If you read South African newspapers, still aimed at white readers even if the editors are mostly black, or watched the news, you’d think something had transpired.
The news anchor on ETV, a private TV channel, announced after the match: “Nelson Mandela’s dream of a nonracial South Africa was starting to be realized.”
The New York Times announced on its front page this morning: “Rugby Helps Bridge South Africa’s Racial Divide.” Predictably, the 1995 Rugby World Cup was invoked. You know the tired, overblown story about how rugby supposedly united “the nation.” “Invictus” gets dragged into the conversation again, just as it did back then and when the film was released.
The correspondent of the Canadian Globe and Mail wrote: “Rugby conquers racism.” Even the normally level-headed and perceptive Guardian correspondent, David Smith, got swept up by this chimera. (Smith even made a false equivalence between race in rugby and race in football in South Africa. (Smith didn’t care to tell his readers that football had begun to integrate in the 1980s and was a stride ahead of rugby or cricket in terms of its professional clubs or national teams representing the majority of South Africans.)

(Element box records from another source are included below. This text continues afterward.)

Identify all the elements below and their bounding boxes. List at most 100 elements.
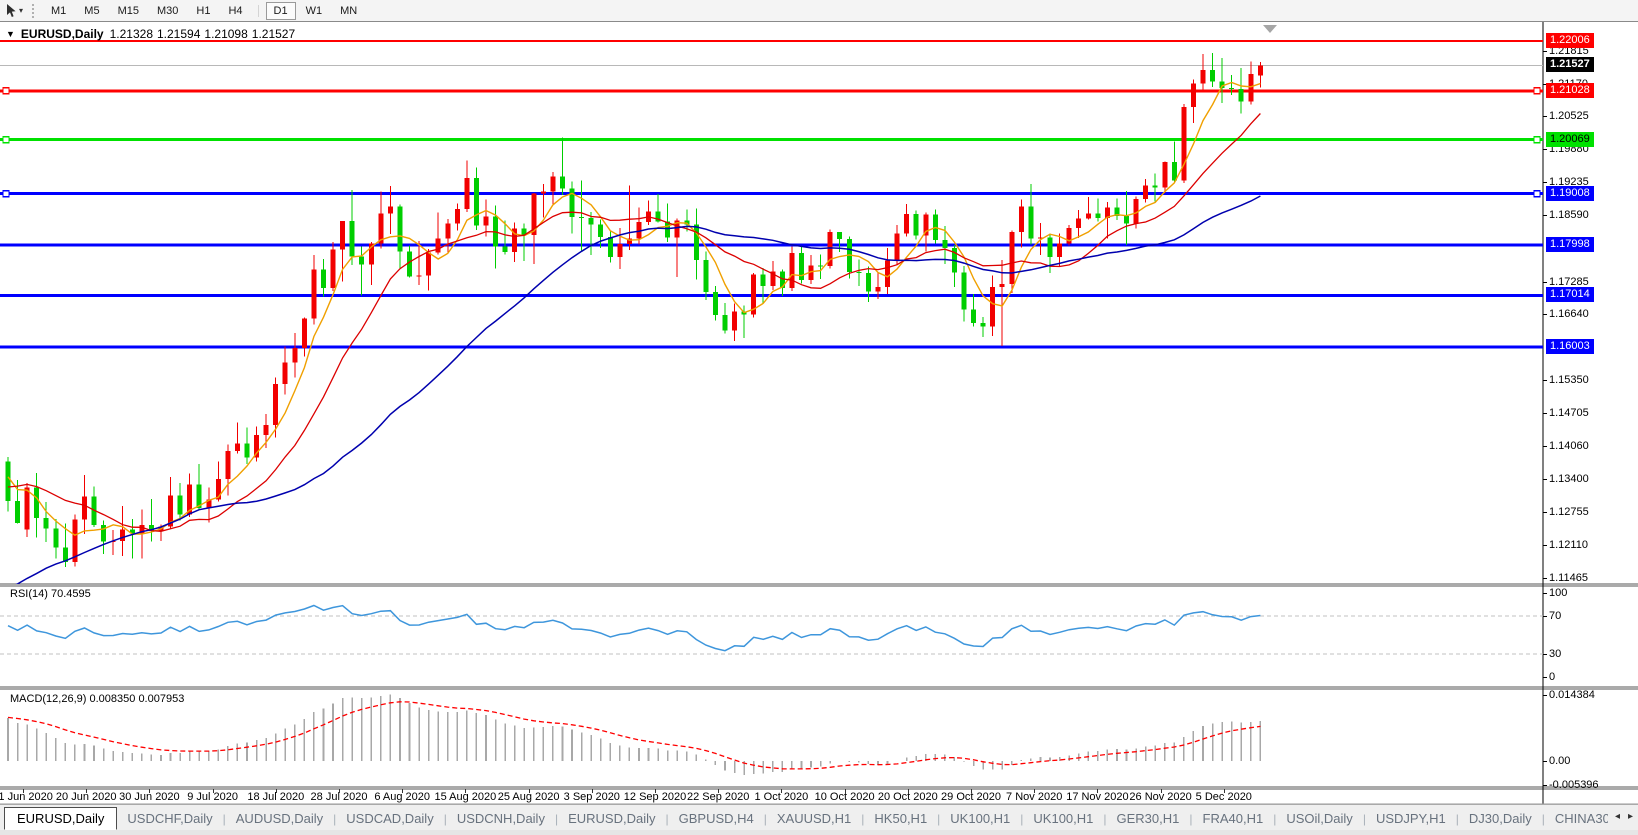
candle xyxy=(560,176,565,188)
timeframe-button-w1[interactable]: W1 xyxy=(298,2,331,20)
price-axis-tick: 1.12110 xyxy=(1549,539,1588,551)
chart-symbol-label: EURUSD,Daily xyxy=(21,27,104,41)
candle xyxy=(225,451,230,479)
date-axis-tickmark xyxy=(149,789,150,793)
timeframe-button-m30[interactable]: M30 xyxy=(149,2,186,20)
level-line-handle[interactable] xyxy=(3,137,9,143)
price-level-label: 1.17014 xyxy=(1546,287,1594,302)
level-line-handle[interactable] xyxy=(3,191,9,197)
timeframe-button-m1[interactable]: M1 xyxy=(43,2,74,20)
cursor-tool-icon[interactable] xyxy=(6,4,17,18)
date-axis-tickmark xyxy=(402,789,403,793)
symbol-tab-eurusd-daily[interactable]: EURUSD,Daily xyxy=(4,807,117,830)
price-level-label: 1.16003 xyxy=(1546,339,1594,354)
candle xyxy=(579,217,584,218)
timeframe-button-m15[interactable]: M15 xyxy=(110,2,147,20)
price-level-label: 1.20069 xyxy=(1546,132,1594,147)
candle xyxy=(608,237,613,257)
rsi-value: 70.4595 xyxy=(51,588,91,600)
symbol-tab-uk100-h1[interactable]: UK100,H1 xyxy=(940,808,1020,829)
candle xyxy=(82,497,87,520)
candle xyxy=(856,272,861,273)
rsi-line xyxy=(8,606,1260,651)
candle xyxy=(541,192,546,194)
candles-layer xyxy=(6,53,1263,567)
symbol-tab-usoil-daily[interactable]: USOil,Daily xyxy=(1276,808,1362,829)
symbol-tab-usdjpy-h1[interactable]: USDJPY,H1 xyxy=(1366,808,1456,829)
price-axis-tick: 1.11465 xyxy=(1549,572,1588,584)
rsi-axis-tick: 0 xyxy=(1549,671,1555,683)
price-axis-tickmark xyxy=(1543,149,1547,150)
symbol-tab-xauusd-h1[interactable]: XAUUSD,H1 xyxy=(767,808,861,829)
candle xyxy=(1153,185,1158,187)
price-axis-tick: 1.16640 xyxy=(1549,308,1589,320)
timeframe-button-d1[interactable]: D1 xyxy=(266,2,296,20)
chart-title: ▼ EURUSD,Daily 1.21328 1.21594 1.21098 1… xyxy=(6,27,295,41)
candle xyxy=(1229,88,1234,89)
candle xyxy=(311,270,316,319)
candle xyxy=(1057,244,1062,257)
candle xyxy=(1124,216,1129,224)
candle xyxy=(321,270,326,288)
ma-fast-line xyxy=(8,83,1260,536)
price-axis-tickmark xyxy=(1543,116,1547,117)
symbol-tab-china300-h1[interactable]: CHINA300,H1 xyxy=(1545,808,1608,829)
symbol-tab-fra40-h1[interactable]: FRA40,H1 xyxy=(1193,808,1274,829)
symbol-tab-hk50-h1[interactable]: HK50,H1 xyxy=(864,808,937,829)
level-line-handle[interactable] xyxy=(3,88,9,94)
candle xyxy=(703,260,708,292)
candle xyxy=(101,525,106,542)
price-chart-canvas[interactable] xyxy=(0,22,1638,805)
date-axis-tickmark xyxy=(1161,789,1162,793)
chart-tabs: EURUSD,DailyUSDCHF,Daily|AUDUSD,Daily|US… xyxy=(4,807,1608,830)
candle xyxy=(1162,162,1167,187)
macd-indicator-label: MACD(12,26,9) 0.008350 0.007953 xyxy=(10,693,184,705)
symbol-tab-usdcnh-daily[interactable]: USDCNH,Daily xyxy=(447,808,555,829)
candle xyxy=(25,488,30,530)
symbol-tab-ger30-h1[interactable]: GER30,H1 xyxy=(1107,808,1190,829)
chart-shift-marker-icon[interactable] xyxy=(1263,25,1277,33)
candle xyxy=(761,275,766,286)
candle xyxy=(904,214,909,233)
symbol-tab-gbpusd-h4[interactable]: GBPUSD,H4 xyxy=(669,808,764,829)
price-axis-tickmark xyxy=(1543,446,1547,447)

This is what I find so infuriating about South Africa’s media (and often the ‘foreign correspondents’) reporting about it: Whites get special prizes for occasionally doing very ordinary things. And for doing it way past its sell-by date. Black people never seem to do anything for the “rainbow,” when all they’ve done is accept compromises, cosmetic change, and give up entitlements. Of course, this is all easier than all the hard work needed to transform South Africa.
And what is even worse are the mood swings exposed by this kind of reporting. As a friend of mine – a very senior South African journalist – opined: “ . . . When ET [Eugene Terreblanche] was killed we were told SA [South Africa] was on the verge of a race war, now we told Madiba’s [that’s Nelson Mandela] dream of a rainbow nation is back on track cause white people went to Soweto to play rugby!”